Saint Camber
“I must leave your service now, Your Grace. I hope you will not take it amiss, but each of us must follow his own conscience, and my goal is clear now. You have shown me where my duty lies.”
“Guaire, it isn’t necessary to leave,” Camber began, knowing that if Guaire did leave, it would be even more difficult to follow the progress of the incipient Camber cult. “I will not interfere with your work. If you wish to take vows with this new Order—what did you call it?”
“I did not, Your Grace, but it will be called the Servants of Saint Camber,” Guaire said calmly.
“The—Servants of Saint Camber,” Camber repeated, controlling a tendency of his voice to crack with the words. “If—if you wish to do that, I shall not stand in your way. Men of many orders can work together for me. While I may not agree with your aims, I respect your right to try to do what you think you must. I should hate to think that I have driven you away by my inflexibility.”
“You have not driven me away, Your Grace,” Guaire said, getting to his feet and glancing at Joram again. “Nor has Father Joram. But it’s time I went. There are things which must be done, which I can help, God willing it be so. My brothers and sisters have the right to expect my undivided attention. ’Tis time I made a full-time commitment to Camber’s cause.”
“Very well, then. If you must, you must,” Camber replied. “But think about what you are doing, and why. You could be mistaken, you know.”
“I do not think so, Your Grace. May I have your leave to go now? I’ll gather my belongings and be away by noon.”
“You have it, son, and my prayers that God will guide you in the right paths,” Camber whispered.
Guaire bowed and turned to go toward the door. As his hands worked the latch, Camber made one last, desperate appeal.
“Guaire—”
“Your Grace?” Guaire paused in the doorway to look at his bishop a final time.
“Guaire, I don’t know who your friends are in this venture, but please pass this on to them for me. I think you’re wrong. I think you’re deluding yourselves, building hopes on idle wishes. Your intentions to follow in Camber’s tasks are noble, and I think he would have been pleased; but do not make of him something he was not.”
“Good-bye, Your Grace,” Guaire whispered, and turned away to disappear behind the closing door.
With so inauspicious a beginning, the rest of the morning could hardly have been expected to go smoothly; nor did it. No sooner had Guaire had time to get out of earshot than Joram erupted in appalled horror.
What had Camber been thinking, to let Guaire leave? The man must be brought back, his mind probed to discover the exact threat of this new order calling itself the Servants of Saint Camber. Servants of Saint Camber, indeed!

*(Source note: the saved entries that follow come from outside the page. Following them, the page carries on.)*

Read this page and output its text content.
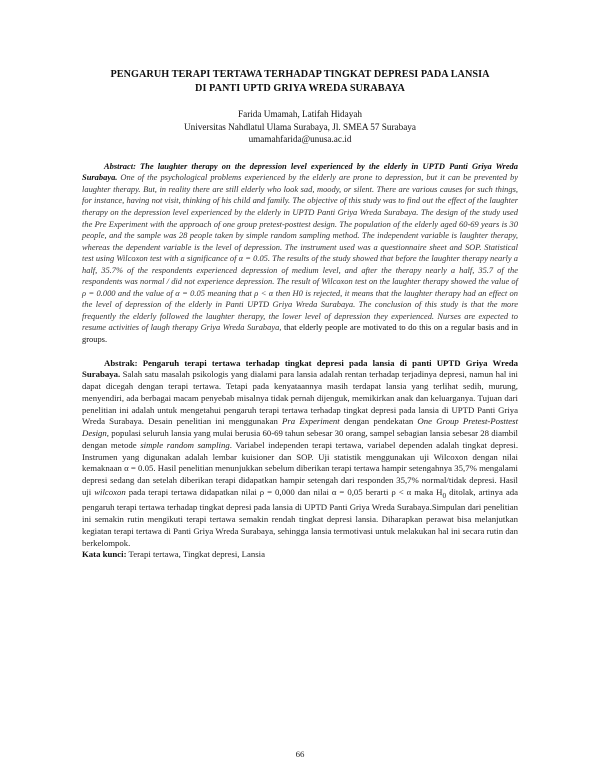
PENGARUH TERAPI TERTAWA TERHADAP TINGKAT DEPRESI PADA LANSIA
DI PANTI UPTD GRIYA WREDA SURABAYA
Farida Umamah, Latifah Hidayah
Universitas Nahdlatul Ulama Surabaya, Jl. SMEA 57 Surabaya
umamahfarida@unusa.ac.id
Abstract: The laughter therapy on the depression level experienced by the elderly in UPTD Panti Griya Wreda Surabaya. One of the psychological problems experienced by the elderly are prone to depression, but it can be prevented by laughter therapy. But, in reality there are still elderly who look sad, moody, or silent. There are various causes for such things, for instance, having not visit, thinking of his child and family. The objective of this study was to find out the effect of the laughter therapy on the depression level experienced by the elderly in UPTD Panti Griya Wreda Surabaya. The design of the study used the Pre Experiment with the approach of one group pretest-posttest design. The population of the elderly aged 60-69 years is 30 people, and the sample was 28 people taken by simple random sampling method. The independent variable is laughter therapy, whereas the dependent variable is the level of depression. The instrument used was a questionnaire sheet and SOP. Statistical test using Wilcoxon test with a significance of α = 0.05. The results of the study showed that before the laughter therapy nearly a half, 35.7% of the respondents experienced depression of medium level, and after the therapy nearly a half, 35.7 of the respondents was normal / did not experience depression. The result of Wilcoxon test on the laughter therapy showed the value of ρ = 0.000 and the value of α = 0.05 meaning that ρ < α then H0 is rejected, it means that the laughter therapy had an effect on the level of depression of the elderly in Panti UPTD Griya Wreda Surabaya. The conclusion of this study is that the more frequently the elderly followed the laughter therapy, the lower level of depression they experienced. Nurses are expected to resume activities of laugh therapy Griya Wreda Surabaya, that elderly people are motivated to do this on a regular basis and in groups.
Abstrak: Pengaruh terapi tertawa terhadap tingkat depresi pada lansia di panti UPTD Griya Wreda Surabaya. Salah satu masalah psikologis yang dialami para lansia adalah rentan terhadap terjadinya depresi, namun hal ini dapat dicegah dengan terapi tertawa. Tetapi pada kenyataannya masih terdapat lansia yang terlihat sedih, murung, menyendiri, ada berbagai macam penyebab misalnya tidak pernah dijenguk, memikirkan anak dan keluarganya. Tujuan dari penelitian ini adalah untuk mengetahui pengaruh terapi tertawa terhadap tingkat depresi pada lansia di UPTD Panti Griya Wreda Surabaya. Desain penelitian ini menggunakan Pra Experiment dengan pendekatan One Group Pretest-Posttest Design, populasi seluruh lansia yang mulai berusia 60-69 tahun sebesar 30 orang, sampel sebagian lansia sebesar 28 diambil dengan metode simple random sampling. Variabel independen terapi tertawa, variabel dependen adalah tingkat depresi. Instrumen yang digunakan adalah lembar kuisioner dan SOP. Uji statistik menggunakan uji Wilcoxon dengan nilai kemaknaan α = 0.05. Hasil penelitian menunjukkan sebelum diberikan terapi tertawa hampir setengahnya 35,7% mengalami depresi sedang dan setelah diberikan terapi didapatkan hampir setengah dari responden 35,7% normal/tidak depresi. Hasil uji wilcoxon pada terapi tertawa didapatkan nilai ρ = 0,000 dan nilai α = 0,05 berarti ρ < α maka $H_0$ ditolak, artinya ada pengaruh terapi tertawa terhadap tingkat depresi pada lansia di UPTD Panti Griya Wreda Surabaya.Simpulan dari penelitian ini semakin rutin mengikuti terapi tertawa semakin rendah tingkat depresi lansia. Diharapkan perawat bisa melanjutkan kegiatan terapi tertawa di Panti Griya Wreda Surabaya, sehingga lansia termotivasi untuk melakukan hal ini secara rutin dan berkelompok.
Kata kunci: Terapi tertawa, Tingkat depresi, Lansia
66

It was blasphemy for such an order even to be contemplated. Guaire had witnessed no miracle!
But Camber remained calm, even in his own dismay. Forming a close but emphatic link with his son, he insisted that Joram review all the same alternatives which he himself had considered while he talked with Guaire, making him see precisely why they could not afford to interfere overmuch.
Camber’s son and his very good friend must have supremely logical reasons for opposing Camber’s canonization—though, obviously, those could not be the real ones—but even ordinary methods of resistance must be employed prudently. On no account must Camber’s own part reach the point where Alister Cullen came into question. The chancellor-bishop was getting on far too well with the king just now to risk any hint of scandal.
Joram had to concede the wisdom of that observation. Even he could not fault the progress made by Cinhil during the past six months, much of it at his father’s urging. The king’s entire attitude toward the business of governing seemed to have improved greatly.
But how would Cinhil react when he learned of the movement to canonize Camber? Suppose the Servants somehow found out about Cinhil’s version of a miracle? If they forced the matter to a formal inquiry, even the king would not be able to deny under oath what he had seen. The fact that he must be regarded as a reluctant witness regarding Camber’s alleged sainthood would only tend to support the Servants’ allegations.
For that matter, what of Dualta, who was far more ripe for pumping about a Camberian miracle than Cinhil? Joram was willing to bet that his father did not even know where Dualta was!
On that point, it was Camber’s turn to concede. He did not know where Dualta was—though he had a vague impression that the young knight might have been sent along on Baron Hildred’s horse-finding expedition, since he was known to have a good eye for horseflesh. Did Joram have some reason for suspecting that Dualta had talked?
Not exactly. But Dualta had spoken with Joram several times in the month immediately after the incident, and Joram knew he had not forgotten it. After those initial discussions, in which Joram tried to discourage Dualta’s awed recall, the knight had come no more to Joram.
What contacts might Dualta have made in the intervening time? Suppose he, like Guaire, had met the increasingly evident Dom Queron and confessed all? By now, the story of how “Saint Camber” had healed the Bishop of Grecotha could already be part and parcel of a budding Camberian hagiography. If so, then all who were present that night could be implicated.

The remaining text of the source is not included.